A “desobediência inteligente” num cão-guia

Por Helder Mestre

Os cães-guia frequentam a escola dois anos para aprender a cumprir cerca de 25 ordens. Quer isto dizer, que são treinados para obedecer. No entanto, e, paradoxalmente, a qualidade mais valiosa que um cão-guia pode ter é a inteligência para saber desobedecer em situações em que os seus utilizadores lhe dão ordens/comandos errados. Esta capacidade extraordinária em que fogem ao reflexo condicionado pavloviano, denomina-se “desobediência inteligente”. Poucos possuem o discernimento para saber desobedecer na hora H, ou seja, em momentos críticos, a fim de salvar os seus utilizadores cegos de um perigo iminente.

Estes seres luminosos aprendem a desviar o cego dos obstáculos. Sabem o que é a esquerda e a direita; sabem voltar para trás para a direita e para a esquerda; sabem descer as escadas como ninguém, parando no princípio dos degraus e não deixando avançar o cego; sabem encontrar uma passadeira; sabem o que é um passeio; sabem localizar uma caixa multibanco; sabem encontrar uma farmácia (pelo cheiro característico das mesmas) etc.

O Uolly é um cão-guia que tem esta capacidade. Descobri este facto em alguns casos que narrarei, seguidamente. Certa vez, em Sines, a minha terra e onde vivo, estava na Avenida General Humberto Delgado, numa passadeira transversal à entrada de uma pastelaria, devido a uma grande ventania, ouvia-se muito mal. Disse ao Uolly para ele buscar linhas (buscar linhas significa encontrar uma passadeira) à direita e avançar e ele não obedeceu. Deitou-se ao comprido no passeio e não avançou. E porque não obedeceu e não avançou? Obtive a resposta, quando passou, mesmo junto a mim, uma moto a alta velocidade! Noutra situação, no Largo dos Penedos, quando íamos entrar na Rua Miguel Bombarda, aquela que vai dar à Igreja Matriz de Sines, junto ao castelo, pedi ao Uolly: «Uolly, vá, busca rua, em frente!», o Uolly, em vez de entrar nessa rua, desviou-se para a direita levando-me para trás da parede e deitando-se, impediu-me de avançar. E eu insistia: «Então, Uolly?! Não avanças porquê?!» Rapidamente, tive a resposta, quando nos apareceu um carro em sentido contrário, vindo de baixo para cima, em direção ao Largo dos Penedos! Também havia muito vento, o que prejudica bastante a audição de um indivíduo cego, mas o cão com um ouvido sublime, conseguiu ouvir o carro ainda no princípio da rua e já não avançou!

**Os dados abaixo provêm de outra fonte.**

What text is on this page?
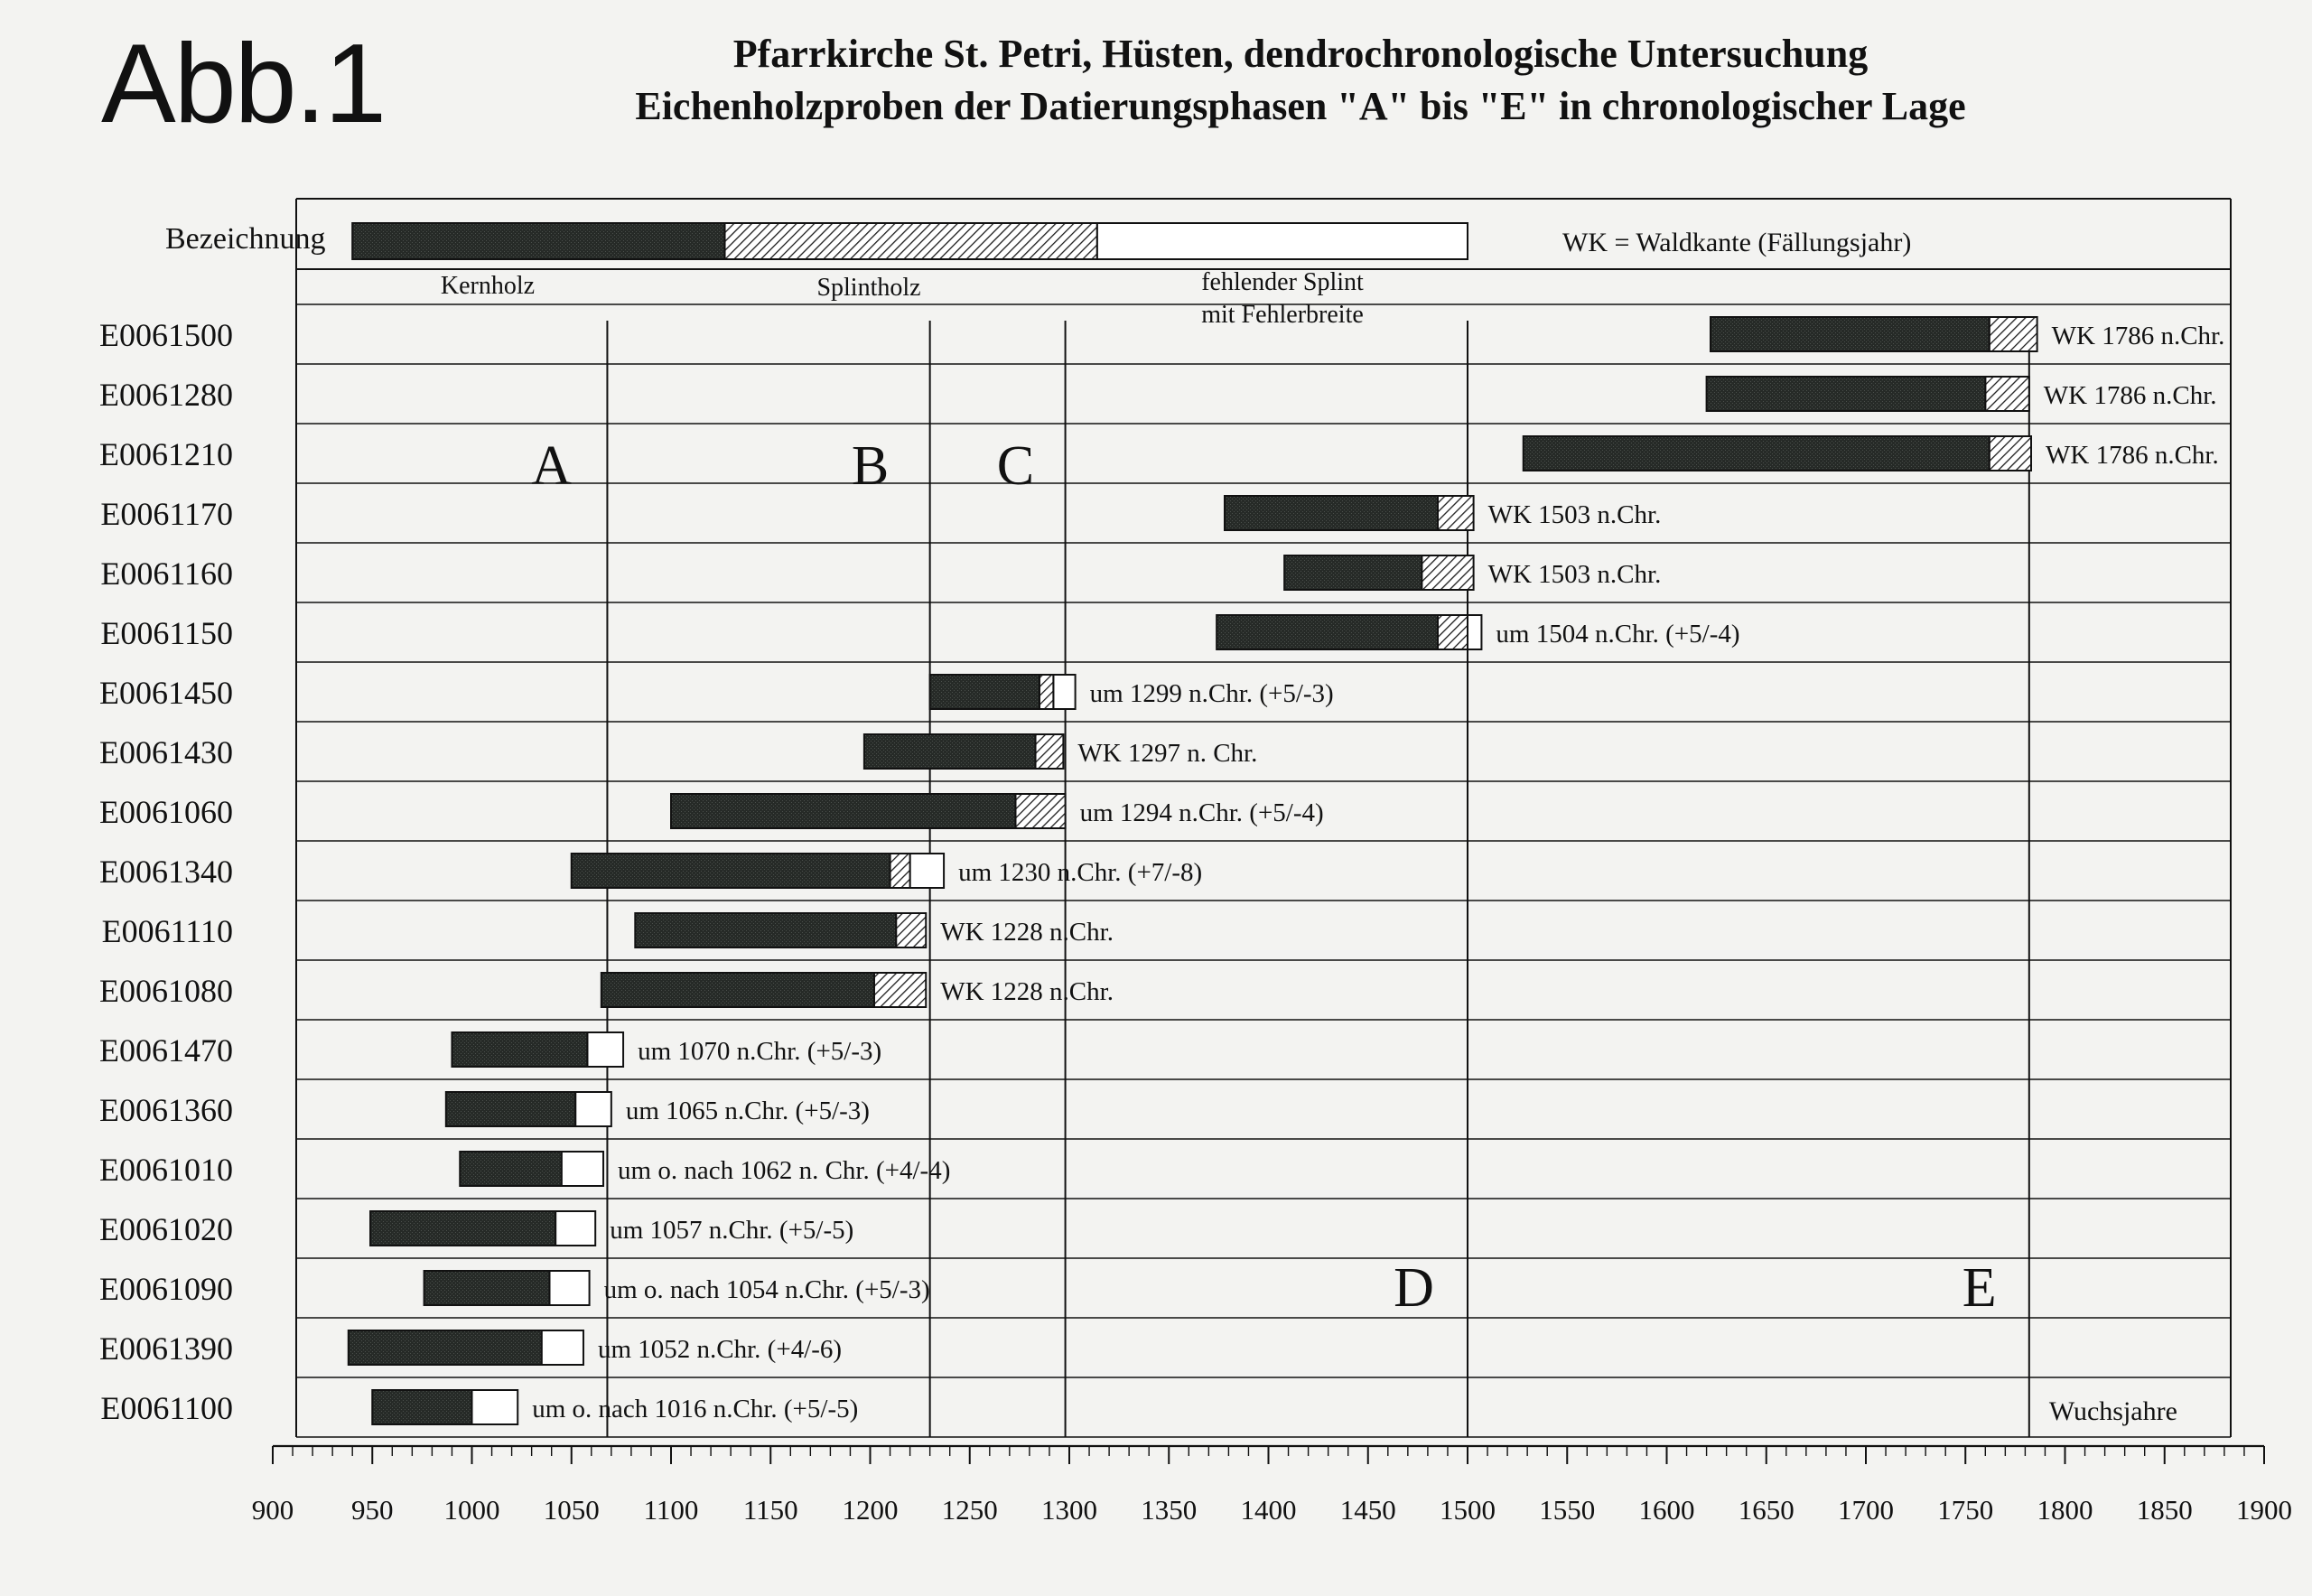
Abb.1	Pfarrkirche St. Petri, Hüsten, dendrochronologische Untersuchung
Eichenholzproben der Datierungsphasen "A" bis "E" in chronologischer Lage
Bezeichnung
Kernholz	Splintholz	fehlender Splint
mit Fehlerbreite
WK = Waldkante (Fällungsjahr)
E0061500	WK 1786 n.Chr.
E0061280	WK 1786 n.Chr.
E0061210	WK 1786 n.Chr.
E0061170	WK 1503 n.Chr.
E0061160	WK 1503 n.Chr.
E0061150	um 1504 n.Chr. (+5/-4)
E0061450	um 1299 n.Chr. (+5/-3)
E0061430	WK 1297 n. Chr.
E0061060	um 1294 n.Chr. (+5/-4)
E0061340	um 1230 n.Chr. (+7/-8)
E0061110	WK 1228 n.Chr.
E0061080	WK 1228 n.Chr.
E0061470	um 1070 n.Chr. (+5/-3)
E0061360	um 1065 n.Chr. (+5/-3)
E0061010	um o. nach 1062 n. Chr. (+4/-4)
E0061020	um 1057 n.Chr. (+5/-5)
E0061090	um o. nach 1054 n.Chr. (+5/-3)
E0061390	um 1052 n.Chr. (+4/-6)
E0061100	um o. nach 1016 n.Chr. (+5/-5)
A	B C
D	E
900 950 1000 1050 1100 1150 1200 1250 1300 1350 1400 1450 1500 1550 1600 1650 1700 1750 1800 1850 1900
Wuchsjahre
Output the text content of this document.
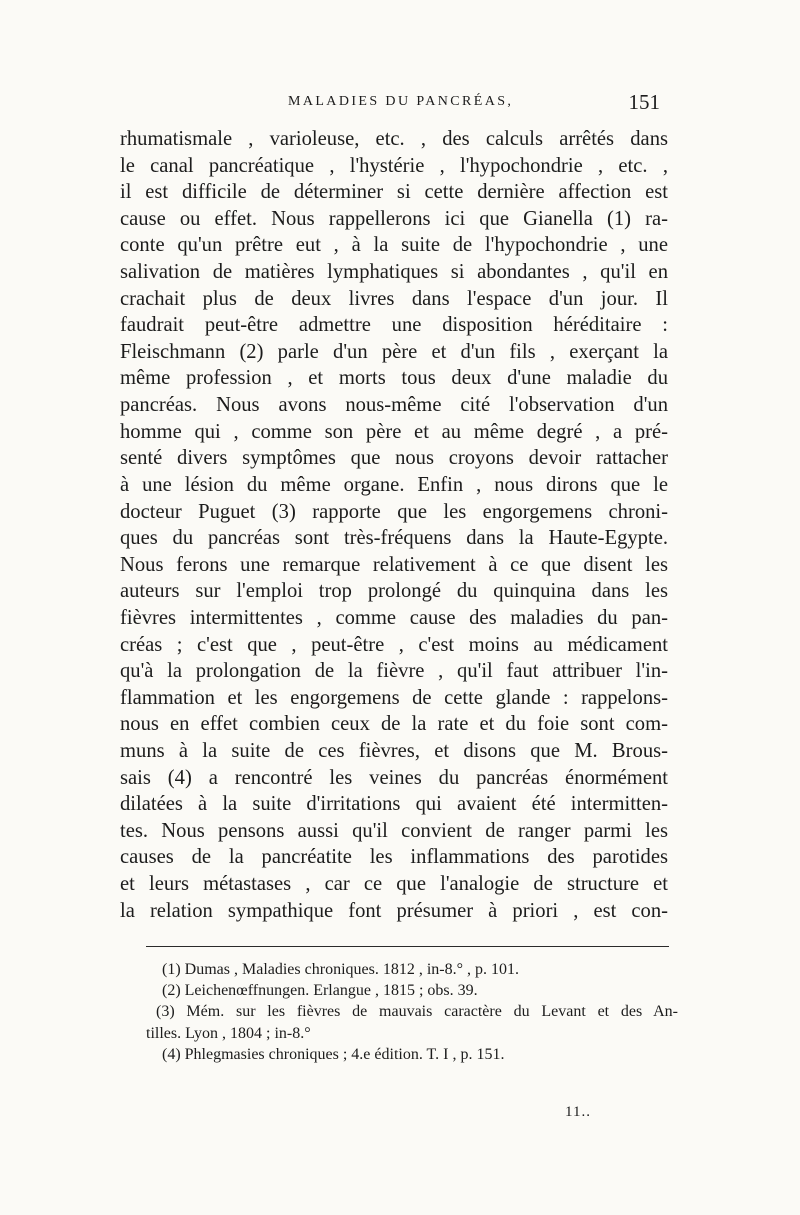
MALADIES DU PANCRÉAS,	151
rhumatismale , varioleuse, etc. , des calculs arrêtés dans
le canal pancréatique , l'hystérie , l'hypochondrie , etc. ,
il est difficile de déterminer si cette dernière affection est
cause ou effet. Nous rappellerons ici que Gianella (1) ra-
conte qu'un prêtre eut , à la suite de l'hypochondrie , une
salivation de matières lymphatiques si abondantes , qu'il en
crachait plus de deux livres dans l'espace d'un jour. Il
faudrait peut-être admettre une disposition héréditaire :
Fleischmann (2) parle d'un père et d'un fils , exerçant la
même profession , et morts tous deux d'une maladie du
pancréas. Nous avons nous-même cité l'observation d'un
homme qui , comme son père et au même degré , a pré-
senté divers symptômes que nous croyons devoir rattacher
à une lésion du même organe. Enfin , nous dirons que le
docteur Puguet (3) rapporte que les engorgemens chroni-
ques du pancréas sont très-fréquens dans la Haute-Egypte.
Nous ferons une remarque relativement à ce que disent les
auteurs sur l'emploi trop prolongé du quinquina dans les
fièvres intermittentes , comme cause des maladies du pan-
créas ; c'est que , peut-être , c'est moins au médicament
qu'à la prolongation de la fièvre , qu'il faut attribuer l'in-
flammation et les engorgemens de cette glande : rappelons-
nous en effet combien ceux de la rate et du foie sont com-
muns à la suite de ces fièvres, et disons que M. Brous-
sais (4) a rencontré les veines du pancréas énormément
dilatées à la suite d'irritations qui avaient été intermitten-
tes. Nous pensons aussi qu'il convient de ranger parmi les
causes de la pancréatite les inflammations des parotides
et leurs métastases , car ce que l'analogie de structure et
la relation sympathique font présumer à priori , est con-
(1) Dumas , Maladies chroniques. 1812 , in-8.° , p. 101.
(2) Leichenœffnungen. Erlangue , 1815 ; obs. 39.
(3) Mém. sur les fièvres de mauvais caractère du Levant et des An-
tilles. Lyon , 1804 ; in-8.°
(4) Phlegmasies chroniques ; 4.e édition. T. I , p. 151.
11..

Ou seja, isto sucedeu, mesmo não conseguindo ver o carro, devido ao seu baixo campo de gravidade (baixa estatura) e consequente pequeno campo visual.

Fotografia: dupla Helder Mestre/Uolly.

Uolly: é um cão-guia, labrador preto, nascido em abril de 2012; fez a sua formação, ao longo de dois anos, numa escola de cães-guia, com o educador V. C.; esteve em Coimbra, com uma família de acolhimento, onde ficou durante os fins de semana, e onde aprendeu as primeiras formas de socialização.